2. Microcystis aeruginosa:
   * initial biovolume per millilitre (µm3/mL): 2
   * maximum biovolume possible in these conditions (µm3/mL): 5.1
   * Unacceptable biovolume level (µm3/mL):  4.92
---------------------------------------------------------------------------

On day 5, the pipe is fixed. Unfortunately this will only reduce the carrying capacity by 10%. 
Using the Gompertz curve from above, along with a conditional function that multiplies the carrying capacity by 1 before day 5 and 0.9 after, plot the growth of both species in the waterbody for the next 30 days. 

In [None]:
max_time = 30
dt=0.1
t = 0

N1 = 2
N2 = 4
k1=2.5
k2=5.1
b=0.002

L1= 5 # lockdown day

def r(t):
    return 0.95 if L1<t else 1

tL = []  
NostL = []
MicrL = []

while t <= max_time:

    t = t + dt      
    N1 = N1*math.exp(math.log(k1*r(t)/N1)*(1-math.exp(-b*t)))
    N2 = N2*math.exp(math.log(k2*r(t)/N2)*(1-math.exp(-b*t)))

   
    tL.append(t)
    NostL.append(N1)
    MicrL.append(N2)
    
plt.plot(tL, NostL, 'b',  lw = 1.5, linestyle='solid', label="Nostoc sphaeroides" )
plt.plot(tL, MicrL, "r" , lw = 1.5, linestyle='solid', label="Microcystis aeruginosa")
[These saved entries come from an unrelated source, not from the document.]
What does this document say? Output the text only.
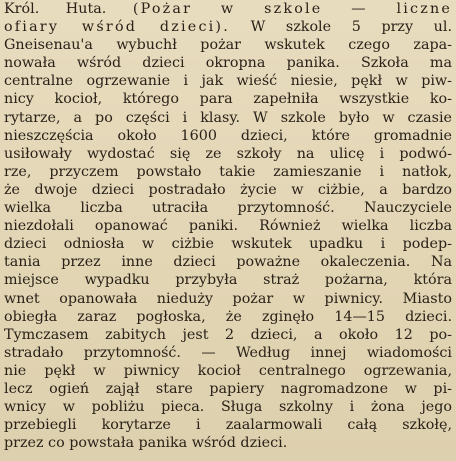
Król. Huta. (Pożar w szkole — liczne
ofiary wśród dzieci). W szkole 5 przy ul.
Gneisenau'a wybuchł pożar wskutek czego zapa-
nowała wśród dzieci okropna panika. Szkoła ma
centralne ogrzewanie i jak wieść niesie, pękł w piw-
nicy kocioł, którego para zapełniła wszystkie ko-
rytarze, a po części i klasy. W szkole było w czasie
nieszczęścia około 1600 dzieci, które gromadnie
usiłowały wydostać się ze szkoły na ulicę i podwó-
rze, przyczem powstało takie zamieszanie i natłok,
że dwoje dzieci postradało życie w ciżbie, a bardzo
wielka liczba utraciła przytomność. Nauczyciele
niezdołali opanować paniki. Również wielka liczba
dzieci odniosła w ciżbie wskutek upadku i podep-
tania przez inne dzieci poważne okaleczenia. Na
miejsce wypadku przybyła straż pożarna, która
wnet opanowała nieduży pożar w piwnicy. Miasto
obiegła zaraz pogłoska, że zginęło 14—15 dzieci.
Tymczasem zabitych jest 2 dzieci, a około 12 po-
stradało przytomność. — Według innej wiadomości
nie pękł w piwnicy kocioł centralnego ogrzewania,
lecz ogień zajął stare papiery nagromadzone w pi-
wnicy w pobliżu pieca. Sługa szkolny i żona jego
przebiegli korytarze i zaalarmowali całą szkołę,
przez co powstała panika wśród dzieci.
plt.title('Bacteria growth curve')
plt.xlabel('Time (days)')
plt.ylabel("Bacteria Colony Forming Units (CFUs)")
#plt.ayvline(y=max(NostL), xmin=0, xmax=1, label = "max BOD", color="y")
plt.axhline(y=2.35, xmin=0, xmax=30, label = "max Nostoc sphaeroides", color="b", linestyle="--")
plt.axhline(y=4.92, xmin=0, xmax=30, label = "max Microcystis aeruginosa", color="r", linestyle="--")
plt.legend(loc=(1.02,0.85))

plt.show()

Will either or both species of algae exceed the acceptable parameters after one month? 

In [None]:
print("Maximum Microcystis aeruginosa:",max(MicrL),"(µm3/mL)")
print("Maximum Nostoc sphaeroides:",max(NostL),"(µm3/mL)")

In [None]:
# Only the Nostoc sphaeroides will exceed the acceptable parameters.